Malgré les polémiques, Brenda Biya poursuit ses activités commerciales et médiatiques. Sa marque de produits capillaires est toujours en activité et elle entretient une communauté fidèle sur les réseaux sociaux. Certains y voient un contre-modèle pour la jeunesse, d’autres un révélateur des fractures sociales et politiques du Cameroun. Sa vie publique met en lumière l’écart entre l’image officielle du régime et la réalité des privilèges dont bénéficie son entourage.

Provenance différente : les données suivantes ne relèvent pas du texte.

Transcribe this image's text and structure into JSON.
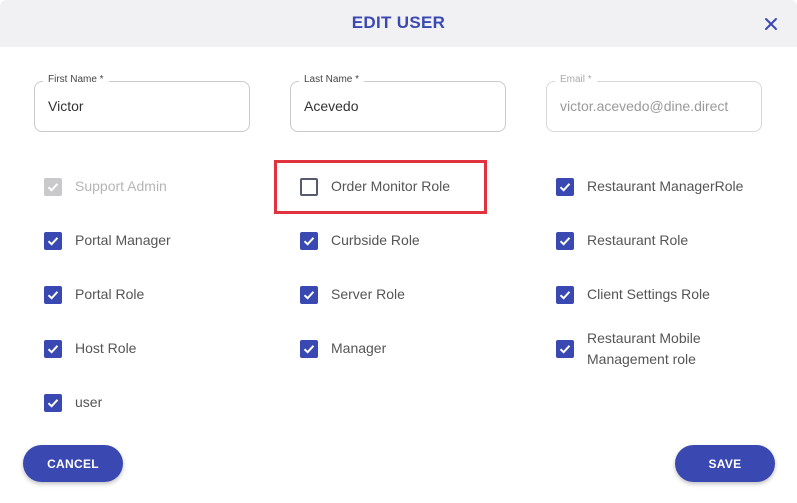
{
  "dialog": {
    "title": "EDIT USER",
    "close_icon": "close-icon"
  },
  "fields": {
    "first_name": {
      "label": "First Name *",
      "value": "Victor"
    },
    "last_name": {
      "label": "Last Name *",
      "value": "Acevedo"
    },
    "email": {
      "label": "Email *",
      "value": "victor.acevedo@dine.direct",
      "disabled": true
    }
  },
  "roles": {
    "col1": [
      {
        "label": "Support Admin",
        "checked": true,
        "disabled": true
      },
      {
        "label": "Portal Manager",
        "checked": true
      },
      {
        "label": "Portal Role",
        "checked": true
      },
      {
        "label": "Host Role",
        "checked": true
      },
      {
        "label": "user",
        "checked": true
      }
    ],
    "col2": [
      {
        "label": "Order Monitor Role",
        "checked": false
      },
      {
        "label": "Curbside Role",
        "checked": true
      },
      {
        "label": "Server Role",
        "checked": true
      },
      {
        "label": "Manager",
        "checked": true
      }
    ],
    "col3": [
      {
        "label": "Restaurant ManagerRole",
        "checked": true
      },
      {
        "label": "Restaurant Role",
        "checked": true
      },
      {
        "label": "Client Settings Role",
        "checked": true
      },
      {
        "label": "Restaurant Mobile Management role",
        "checked": true
      }
    ]
  },
  "buttons": {
    "cancel": "CANCEL",
    "save": "SAVE"
  },
  "colors": {
    "accent": "#3a48b2",
    "highlight": "#e0333d"
  }
}
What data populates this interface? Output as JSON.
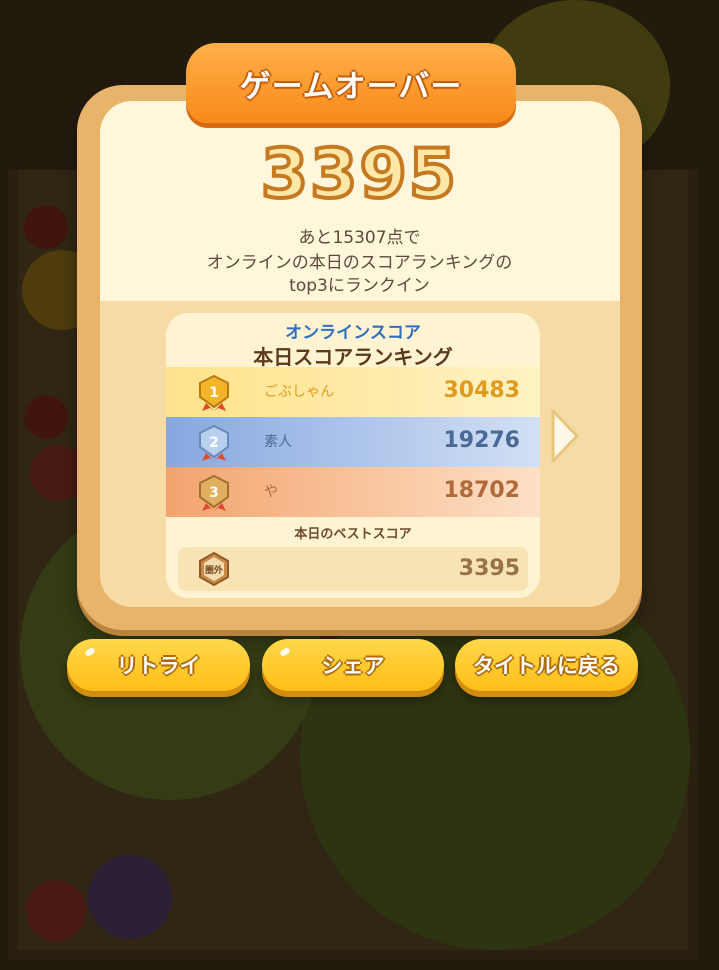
{
  "dialog": {
    "title": "ゲームオーバー",
    "score": "3395",
    "message_line1": "あと15307点で",
    "message_line2": "オンラインの本日のスコアランキングの",
    "message_line3": "top3にランクイン"
  },
  "ranking": {
    "header_sub": "オンラインスコア",
    "header_main": "本日スコアランキング",
    "entries": [
      {
        "rank": "1",
        "name": "ごぶしゃん",
        "score": "30483"
      },
      {
        "rank": "2",
        "name": "素人",
        "score": "19276"
      },
      {
        "rank": "3",
        "name": "や",
        "score": "18702"
      }
    ],
    "best_label": "本日のベストスコア",
    "best_rank": "圏外",
    "best_score": "3395"
  },
  "buttons": {
    "retry": "リトライ",
    "share": "シェア",
    "title": "タイトルに戻る"
  },
  "colors": {
    "accent_orange": "#f78a1a",
    "button_yellow": "#ffbe18",
    "gold": "#e19a1c",
    "silver_blue": "#4a6a96",
    "bronze": "#b06a3a"
  }
}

L’affaire de septembre 2025 marque sans doute un tournant. Pour la première fois, la fille du président s’est attaquée publiquement au pouvoir paternel, avant de faire marche arrière. Ce geste, même corrigé, alimente l’impression d’une fracture au sommet de l’État et soulève des questions sur la succession politique. Il reflète aussi l’influence croissante des réseaux sociaux dans un pays où l’expression publique est souvent contrôlée.
Aujourd’hui, Brenda Biya demeure un personnage clivant. Certains la considèrent comme une victime d’un système qui l’étouffe, d’autres comme une provocatrice privilégiée. Quoi qu’il en soit, ses prises de position et son style de vie font d’elle une figure incontournable du paysage médiatique camerounais. Son parcours illustre la manière dont l’héritage politique, les privilèges et la culture numérique peuvent se mêler pour façonner l’image publique d’une personnalité.